Милли очень хотела быть в безопасности.
– Милли, хотя бы спустись и поздоровайся! – крикнул дедушка.
Настал сочельник, и у дедушки в комнате весь день звучали рождественские песни. Сам дедушка ушёл на кухню готовить ветчину и украшать печенье; он пел «Серебряные колокольчики», «Белое Рождество» и другие ненавистные Милли песни, с трудом попадая в ноты.
По шуму на первом этаже Милли предположила, что её тётя, дядя и двоюродные братья уже приехали. Это её никак не порадовало. Собственно, её ничего не радовало.
Милли неохотно потащилась вниз. Они собрались вокруг старинного стеклянного блюда для пунша, который дедушка выкопал откуда-то из недр этого странного дома, полного самых разных вещей.
Они все были одеты в рождественские свитера – все, даже её надоедливые маленькие двоюродные братья. Тётя Шери надела какую-то мерзость с оленем, у которого в носу горела лампочка. На дяде Робе, бестолковом брате отца, был красный свитер с леденцами-тростями, а на Кэмероне и Хайдене – одинаковые свитера с эльфами. Всё выглядело так ужасно, что Милли казалось, что у неё сейчас кровь хлынет из глаз.
– Счастливого Рождества! – поприветствовала её тётя Шери, раскрывая объятия.
Милли не подошла к ней.
– Привет, – сказала она ледяным тоном.
– Собралась на похороны, Милли? – спросил дядя Роб, кивком показывая на её чёрно-фиолетовое убранство. Он задавал этот вопрос при каждой встрече, и, похоже, каждый раз ему казалось это смешным.
– Если бы, – ответила Милли.
Лучше уж быть там, где все искренне грустят, чем здесь, где все притворно веселятся. И она уж точно предпочла бы послушать органную похоронную музыку вместо очередного повторения «Чудесной зимней страны».
– Милли в этом году не празднует Рождество, – сказал дедушка. – Но, по крайней мере, согласилась почтить нас своим присутствием.
– Как ты можешь не праздновать Рождество? – спросил Хайден, смотря на Милли невинными голубыми глазами. – Рождество – это же потрясно!
Он чуть шепелявил, и это было заметно по тому, как он произнёс «Рождество» и «потрясно». Милли подумала, что кто-то, должно быть, даже считает это милым.
– А подарки – это вообще круто! – воскликнул Кэмерон, потрясая кулаками.

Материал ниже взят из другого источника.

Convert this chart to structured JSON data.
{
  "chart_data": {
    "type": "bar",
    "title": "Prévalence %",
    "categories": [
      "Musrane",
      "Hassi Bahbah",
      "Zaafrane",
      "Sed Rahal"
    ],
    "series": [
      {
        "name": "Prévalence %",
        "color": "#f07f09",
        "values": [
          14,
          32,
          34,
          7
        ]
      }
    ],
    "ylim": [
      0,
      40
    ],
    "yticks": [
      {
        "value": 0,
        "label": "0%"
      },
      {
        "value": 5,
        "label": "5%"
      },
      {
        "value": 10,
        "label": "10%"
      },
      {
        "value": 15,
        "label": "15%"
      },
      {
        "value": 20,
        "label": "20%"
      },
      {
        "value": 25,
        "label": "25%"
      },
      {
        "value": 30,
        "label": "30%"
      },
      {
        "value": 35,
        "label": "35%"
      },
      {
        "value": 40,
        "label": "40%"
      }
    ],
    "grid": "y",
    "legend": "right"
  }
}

Оба мальчика были настолько перевозбуждены, словно родители влили в них по несколько кружек чёрного кофе. Милли даже стало интересно: она когда-нибудь тоже ждала праздника с таким же нетерпением или всегда знала, что всё это глупости?
– Наша культура и так уже слишком материалистическая, – сказала Милли. – Зачем тебе ещё больше вещей?
Её тётя, дядя и двоюродные братья встревоженно переглянулись. Хорошо. Должен же хоть кто-нибудь в семье сказать правду.
Шери натянула на лицо улыбку.
– Милли, может, хотя бы выпьешь стаканчик гоголь-моголя?
– Пить гоголь-моголь – всё равно что пить флегму, – сказала Милли. Нет, серьёзно, как настолько отвратительный напиток мог вообще стать традиционным на каком-либо празднике? Гоголь-моголь и фруктовый пирог – это скорее наказание, чем угощение.
– Что такое флегма? – спросил Хайден.
– Это такая гадкая липкая штука, которая скапливается в носу и горле, когда у тебя простуда, – объяснила тётя Шери.
Кэмерон поднял свой стакан.
– Ух ты! Гоголь-сопель! – воскликнул он, потом сделал картинно большой глоток, испачкав верхнюю губу.
Милли не могла этого вынести. Она хотела выбраться оттуда, и поскорее.
– Пойду прогуляюсь, – сказала она.
– А нам можно с тобой? – спросил Хайден.
– Нет, – ответила Милли. – Мне надо побыть одной.
– Не отходи слишком далеко, – сказал дедушка. – Ужин через час.
Когда Милли пошла к двери, дедушка крикнул ей вслед «Не забудь пальто», но она пропустила его слова мимо ушей.
На подъездных дорожках окрестных домов стояла куча машин – наверняка ко всем съехалась родня, чтобы отпраздновать Рождество. Все эти люди ведут себя одинаково, делают одно и то же. Подарки, гоголь-моголь, лицемерие. Милли другая, и она не будет в этом участвовать.
Сделав круг по району, она довольно сильно замёрзла, но домой пока идти не собиралась.